La primera gran prueba llega este martes, con la enmienda que persigue garantizar un "voto significativo" del Parlamento sobre el futuro acuerdo del Brexit. May ya se ha comprometido –o, más bien, se ha visto obligada por la Justicia- a someter el acuerdo que se alcance este otoño en Bruselas al voto de los diputados. Pero su propuesta encierra una trampa: si los diputados lo rechazan, propone, Reino Unido se irá de la UE sin acuerdo alguno. De prosperar este martes la enmienda, en cambio, el Parlamento podría rechazar el acuerdo alcanzado por May y obligarla a volver a Bruselas a tratar de mejorarlo. Esto, advierte May, debilita su posición negociadora, ya que puede incentivar a Bruselas a ofrecer un mal acuerdo, sabiendo que de esa manera arrinconaría a la primera ministra.

La otra gran prueba, el miércoles, es la enmienda que pide al Gobierno dar pasos hacia una unión aduanera con la UE. Y otra más obligará a los diputados a pronunciarse sobre si apoyan que Reino Unido sea miembro del Espacio Económico Europeo (EEE), como Noruega, aunque en esta el líder laborista, Jeremy Corbyn, ha pedido a sus diputados que se abstengan. Ambas opciones han sido descartadas por el Gobierno. Son clarísimas líneas rojas para los partidarios del Brexit duro porque impedirían a Reino Unido firmar acuerdos comerciales con terceros países y, en el caso del EEE, supondría aceptar la libre circulación de personas. Pero nadie hasta ahora ha sido capaz de explicar convincentemente cómo se podría estar fuera de una unión aduanera y evitar una frontera física entre la República de Irlanda e Irlanda del Norte, y esa es quizá la principal causa del bloqueo de las negociaciones del Brexit.
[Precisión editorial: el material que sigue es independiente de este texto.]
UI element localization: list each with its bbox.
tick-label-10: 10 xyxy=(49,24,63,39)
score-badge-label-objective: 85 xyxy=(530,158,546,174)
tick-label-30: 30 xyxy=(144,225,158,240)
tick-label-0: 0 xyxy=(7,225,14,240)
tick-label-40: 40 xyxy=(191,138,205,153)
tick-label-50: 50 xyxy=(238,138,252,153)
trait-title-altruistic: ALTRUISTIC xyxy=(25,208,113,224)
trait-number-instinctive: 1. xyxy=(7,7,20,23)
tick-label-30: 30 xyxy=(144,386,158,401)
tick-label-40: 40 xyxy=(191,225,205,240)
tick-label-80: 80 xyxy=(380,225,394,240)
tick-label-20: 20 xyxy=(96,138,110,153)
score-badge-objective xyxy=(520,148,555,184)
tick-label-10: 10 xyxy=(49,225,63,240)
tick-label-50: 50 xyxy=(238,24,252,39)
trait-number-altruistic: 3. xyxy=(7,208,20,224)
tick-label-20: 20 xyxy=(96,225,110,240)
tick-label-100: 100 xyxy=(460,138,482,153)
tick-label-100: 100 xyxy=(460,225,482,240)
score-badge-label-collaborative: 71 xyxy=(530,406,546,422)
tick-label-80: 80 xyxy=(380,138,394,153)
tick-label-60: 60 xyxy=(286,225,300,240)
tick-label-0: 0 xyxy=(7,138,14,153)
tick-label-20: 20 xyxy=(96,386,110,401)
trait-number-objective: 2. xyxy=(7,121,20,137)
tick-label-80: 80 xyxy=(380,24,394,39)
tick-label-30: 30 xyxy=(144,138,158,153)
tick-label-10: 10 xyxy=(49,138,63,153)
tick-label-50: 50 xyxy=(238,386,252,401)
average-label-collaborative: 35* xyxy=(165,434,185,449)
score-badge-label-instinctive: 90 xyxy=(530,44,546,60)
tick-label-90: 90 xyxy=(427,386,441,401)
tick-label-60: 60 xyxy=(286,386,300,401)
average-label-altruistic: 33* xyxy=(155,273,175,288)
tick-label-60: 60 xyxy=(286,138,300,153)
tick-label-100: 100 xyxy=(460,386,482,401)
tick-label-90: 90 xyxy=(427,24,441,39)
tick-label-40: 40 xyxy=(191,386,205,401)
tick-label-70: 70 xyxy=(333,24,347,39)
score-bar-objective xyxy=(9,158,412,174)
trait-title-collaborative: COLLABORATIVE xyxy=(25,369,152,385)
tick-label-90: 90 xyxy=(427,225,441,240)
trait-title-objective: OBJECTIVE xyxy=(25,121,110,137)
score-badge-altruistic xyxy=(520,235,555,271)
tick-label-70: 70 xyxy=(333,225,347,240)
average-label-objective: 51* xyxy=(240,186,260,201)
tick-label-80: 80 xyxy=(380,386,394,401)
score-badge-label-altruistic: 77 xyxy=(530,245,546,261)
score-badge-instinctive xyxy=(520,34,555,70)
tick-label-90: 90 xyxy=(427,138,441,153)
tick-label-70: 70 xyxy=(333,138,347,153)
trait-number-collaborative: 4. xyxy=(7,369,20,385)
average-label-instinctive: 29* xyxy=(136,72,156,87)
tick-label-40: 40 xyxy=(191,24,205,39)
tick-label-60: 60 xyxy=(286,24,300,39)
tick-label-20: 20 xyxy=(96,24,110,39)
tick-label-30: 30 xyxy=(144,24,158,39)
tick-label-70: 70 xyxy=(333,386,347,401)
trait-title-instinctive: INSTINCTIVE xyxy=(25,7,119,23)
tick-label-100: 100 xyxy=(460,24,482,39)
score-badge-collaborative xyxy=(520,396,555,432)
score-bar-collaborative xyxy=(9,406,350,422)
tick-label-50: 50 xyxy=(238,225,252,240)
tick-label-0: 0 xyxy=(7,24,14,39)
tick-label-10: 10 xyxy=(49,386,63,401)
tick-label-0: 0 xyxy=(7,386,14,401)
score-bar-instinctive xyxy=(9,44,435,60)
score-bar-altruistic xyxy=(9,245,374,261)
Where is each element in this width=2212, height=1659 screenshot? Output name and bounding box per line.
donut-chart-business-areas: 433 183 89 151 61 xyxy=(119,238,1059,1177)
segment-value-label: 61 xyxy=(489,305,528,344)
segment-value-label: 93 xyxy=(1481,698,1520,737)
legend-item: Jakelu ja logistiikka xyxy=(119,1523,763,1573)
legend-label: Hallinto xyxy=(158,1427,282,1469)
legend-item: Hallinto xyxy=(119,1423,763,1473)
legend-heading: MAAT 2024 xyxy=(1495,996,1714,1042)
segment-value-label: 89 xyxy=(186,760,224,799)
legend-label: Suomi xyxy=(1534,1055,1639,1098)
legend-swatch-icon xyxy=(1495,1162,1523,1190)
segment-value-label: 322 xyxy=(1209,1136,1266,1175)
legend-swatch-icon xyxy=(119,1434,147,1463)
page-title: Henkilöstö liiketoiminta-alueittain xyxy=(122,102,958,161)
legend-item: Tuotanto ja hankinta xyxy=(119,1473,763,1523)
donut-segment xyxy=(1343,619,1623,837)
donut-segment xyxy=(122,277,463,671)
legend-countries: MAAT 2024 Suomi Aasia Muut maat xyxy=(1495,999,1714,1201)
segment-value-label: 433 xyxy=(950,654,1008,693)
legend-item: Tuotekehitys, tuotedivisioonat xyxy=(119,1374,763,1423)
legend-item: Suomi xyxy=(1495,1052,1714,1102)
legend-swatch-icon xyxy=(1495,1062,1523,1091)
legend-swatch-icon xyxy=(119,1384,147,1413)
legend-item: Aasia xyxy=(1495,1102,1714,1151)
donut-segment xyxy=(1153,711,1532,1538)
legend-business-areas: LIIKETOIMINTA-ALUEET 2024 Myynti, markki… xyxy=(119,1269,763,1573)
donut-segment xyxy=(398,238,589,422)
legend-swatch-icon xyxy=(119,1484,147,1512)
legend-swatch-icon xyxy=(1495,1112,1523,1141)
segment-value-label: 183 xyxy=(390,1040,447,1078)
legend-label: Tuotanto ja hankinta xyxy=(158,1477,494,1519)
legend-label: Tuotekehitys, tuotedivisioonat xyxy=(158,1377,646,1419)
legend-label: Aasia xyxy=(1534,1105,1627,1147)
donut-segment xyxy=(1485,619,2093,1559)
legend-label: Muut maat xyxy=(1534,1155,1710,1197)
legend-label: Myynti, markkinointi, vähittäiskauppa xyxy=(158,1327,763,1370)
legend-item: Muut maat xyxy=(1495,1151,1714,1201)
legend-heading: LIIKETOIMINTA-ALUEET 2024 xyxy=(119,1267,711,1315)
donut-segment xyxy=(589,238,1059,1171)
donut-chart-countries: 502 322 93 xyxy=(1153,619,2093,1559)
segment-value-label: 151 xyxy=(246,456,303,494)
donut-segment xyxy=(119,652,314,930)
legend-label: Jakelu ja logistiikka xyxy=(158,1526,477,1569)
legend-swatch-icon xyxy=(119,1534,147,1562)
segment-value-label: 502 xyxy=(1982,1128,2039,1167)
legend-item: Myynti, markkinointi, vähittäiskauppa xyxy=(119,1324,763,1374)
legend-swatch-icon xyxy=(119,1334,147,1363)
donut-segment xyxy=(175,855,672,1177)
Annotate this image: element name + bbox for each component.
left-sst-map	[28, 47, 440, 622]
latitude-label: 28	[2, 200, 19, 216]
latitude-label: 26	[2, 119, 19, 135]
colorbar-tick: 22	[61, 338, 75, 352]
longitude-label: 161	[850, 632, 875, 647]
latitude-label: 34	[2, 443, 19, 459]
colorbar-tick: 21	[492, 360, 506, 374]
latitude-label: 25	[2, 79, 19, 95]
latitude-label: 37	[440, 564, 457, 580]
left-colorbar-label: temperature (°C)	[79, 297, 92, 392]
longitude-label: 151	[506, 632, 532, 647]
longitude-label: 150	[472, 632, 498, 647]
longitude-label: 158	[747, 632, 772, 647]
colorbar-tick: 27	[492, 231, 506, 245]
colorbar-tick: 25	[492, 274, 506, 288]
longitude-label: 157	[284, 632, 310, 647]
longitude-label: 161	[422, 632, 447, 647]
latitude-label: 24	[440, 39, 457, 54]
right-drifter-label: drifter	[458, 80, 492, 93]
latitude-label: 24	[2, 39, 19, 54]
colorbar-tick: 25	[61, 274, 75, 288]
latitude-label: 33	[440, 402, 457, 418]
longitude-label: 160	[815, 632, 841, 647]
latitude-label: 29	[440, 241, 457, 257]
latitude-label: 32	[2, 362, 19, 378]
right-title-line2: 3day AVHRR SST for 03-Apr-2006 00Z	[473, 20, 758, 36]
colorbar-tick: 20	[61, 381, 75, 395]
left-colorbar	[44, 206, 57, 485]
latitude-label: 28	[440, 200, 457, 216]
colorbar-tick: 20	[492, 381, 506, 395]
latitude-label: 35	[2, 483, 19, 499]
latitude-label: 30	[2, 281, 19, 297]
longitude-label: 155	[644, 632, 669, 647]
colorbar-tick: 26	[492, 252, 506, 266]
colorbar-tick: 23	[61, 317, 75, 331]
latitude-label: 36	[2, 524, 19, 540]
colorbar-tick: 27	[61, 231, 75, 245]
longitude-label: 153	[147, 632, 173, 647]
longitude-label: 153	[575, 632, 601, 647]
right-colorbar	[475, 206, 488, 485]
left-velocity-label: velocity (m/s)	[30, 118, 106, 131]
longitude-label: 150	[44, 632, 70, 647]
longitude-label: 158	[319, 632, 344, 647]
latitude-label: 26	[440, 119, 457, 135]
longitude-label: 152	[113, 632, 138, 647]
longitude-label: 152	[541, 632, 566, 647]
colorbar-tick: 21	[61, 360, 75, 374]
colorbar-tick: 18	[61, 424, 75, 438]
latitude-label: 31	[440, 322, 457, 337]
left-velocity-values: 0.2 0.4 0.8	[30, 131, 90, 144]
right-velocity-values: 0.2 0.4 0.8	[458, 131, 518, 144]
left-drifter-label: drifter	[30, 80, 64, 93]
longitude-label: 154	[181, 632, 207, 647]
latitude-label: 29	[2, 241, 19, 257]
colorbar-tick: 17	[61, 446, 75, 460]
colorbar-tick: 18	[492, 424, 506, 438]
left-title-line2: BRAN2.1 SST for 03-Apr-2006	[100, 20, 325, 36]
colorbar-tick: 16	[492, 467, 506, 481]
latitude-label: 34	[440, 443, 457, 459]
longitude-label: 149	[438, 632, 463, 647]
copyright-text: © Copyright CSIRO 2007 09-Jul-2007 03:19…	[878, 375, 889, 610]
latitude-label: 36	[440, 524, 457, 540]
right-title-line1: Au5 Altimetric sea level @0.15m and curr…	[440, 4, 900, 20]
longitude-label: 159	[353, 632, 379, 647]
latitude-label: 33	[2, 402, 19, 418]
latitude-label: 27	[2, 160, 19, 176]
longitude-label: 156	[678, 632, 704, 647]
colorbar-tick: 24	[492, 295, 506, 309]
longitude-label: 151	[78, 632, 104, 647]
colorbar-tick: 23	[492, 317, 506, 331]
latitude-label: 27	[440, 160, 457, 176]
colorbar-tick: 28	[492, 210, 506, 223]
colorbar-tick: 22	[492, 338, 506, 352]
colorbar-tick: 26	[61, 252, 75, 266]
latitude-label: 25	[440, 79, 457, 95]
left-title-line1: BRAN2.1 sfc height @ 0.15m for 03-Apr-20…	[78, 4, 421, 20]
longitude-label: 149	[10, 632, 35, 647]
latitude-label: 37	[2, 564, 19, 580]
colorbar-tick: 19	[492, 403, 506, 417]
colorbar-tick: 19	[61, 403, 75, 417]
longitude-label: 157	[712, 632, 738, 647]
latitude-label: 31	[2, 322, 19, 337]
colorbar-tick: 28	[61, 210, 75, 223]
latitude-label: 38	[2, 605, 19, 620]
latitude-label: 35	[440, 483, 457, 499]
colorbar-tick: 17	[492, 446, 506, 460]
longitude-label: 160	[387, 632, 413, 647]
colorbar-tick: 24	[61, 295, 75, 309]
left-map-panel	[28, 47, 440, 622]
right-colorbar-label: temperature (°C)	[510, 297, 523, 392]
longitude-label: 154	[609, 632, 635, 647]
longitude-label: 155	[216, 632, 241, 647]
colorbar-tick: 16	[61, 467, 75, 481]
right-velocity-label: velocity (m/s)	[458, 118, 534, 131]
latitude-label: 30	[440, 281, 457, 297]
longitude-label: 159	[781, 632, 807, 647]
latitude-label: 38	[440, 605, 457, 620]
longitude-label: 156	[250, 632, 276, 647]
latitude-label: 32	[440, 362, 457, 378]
Con una mayoría de solo 13 diputados, incluidos los de sus socios unionistas norirlandeses, Theresa May podría perder una votación con que solo siete conservadores rebeldes votaran con la oposición. En los días previos a las sesiones del martes y el miércoles ha habido intensa actividad de reformulación de enmiendas e introducción de nuevas alternativas para evitar la derrota de May. El Gobierno cree que lo tiene todo controlado y acude, en palabras del secretario de Estado Steve Baker, con “una confianza considerable”. El laborista Keir Starmer advierte de que se trata de la semana más importante para el Brexit desde que empezaron las negociaciones. Será el Parlamento quien decida si se sienta en el asiento del conductor o en el del copiloto.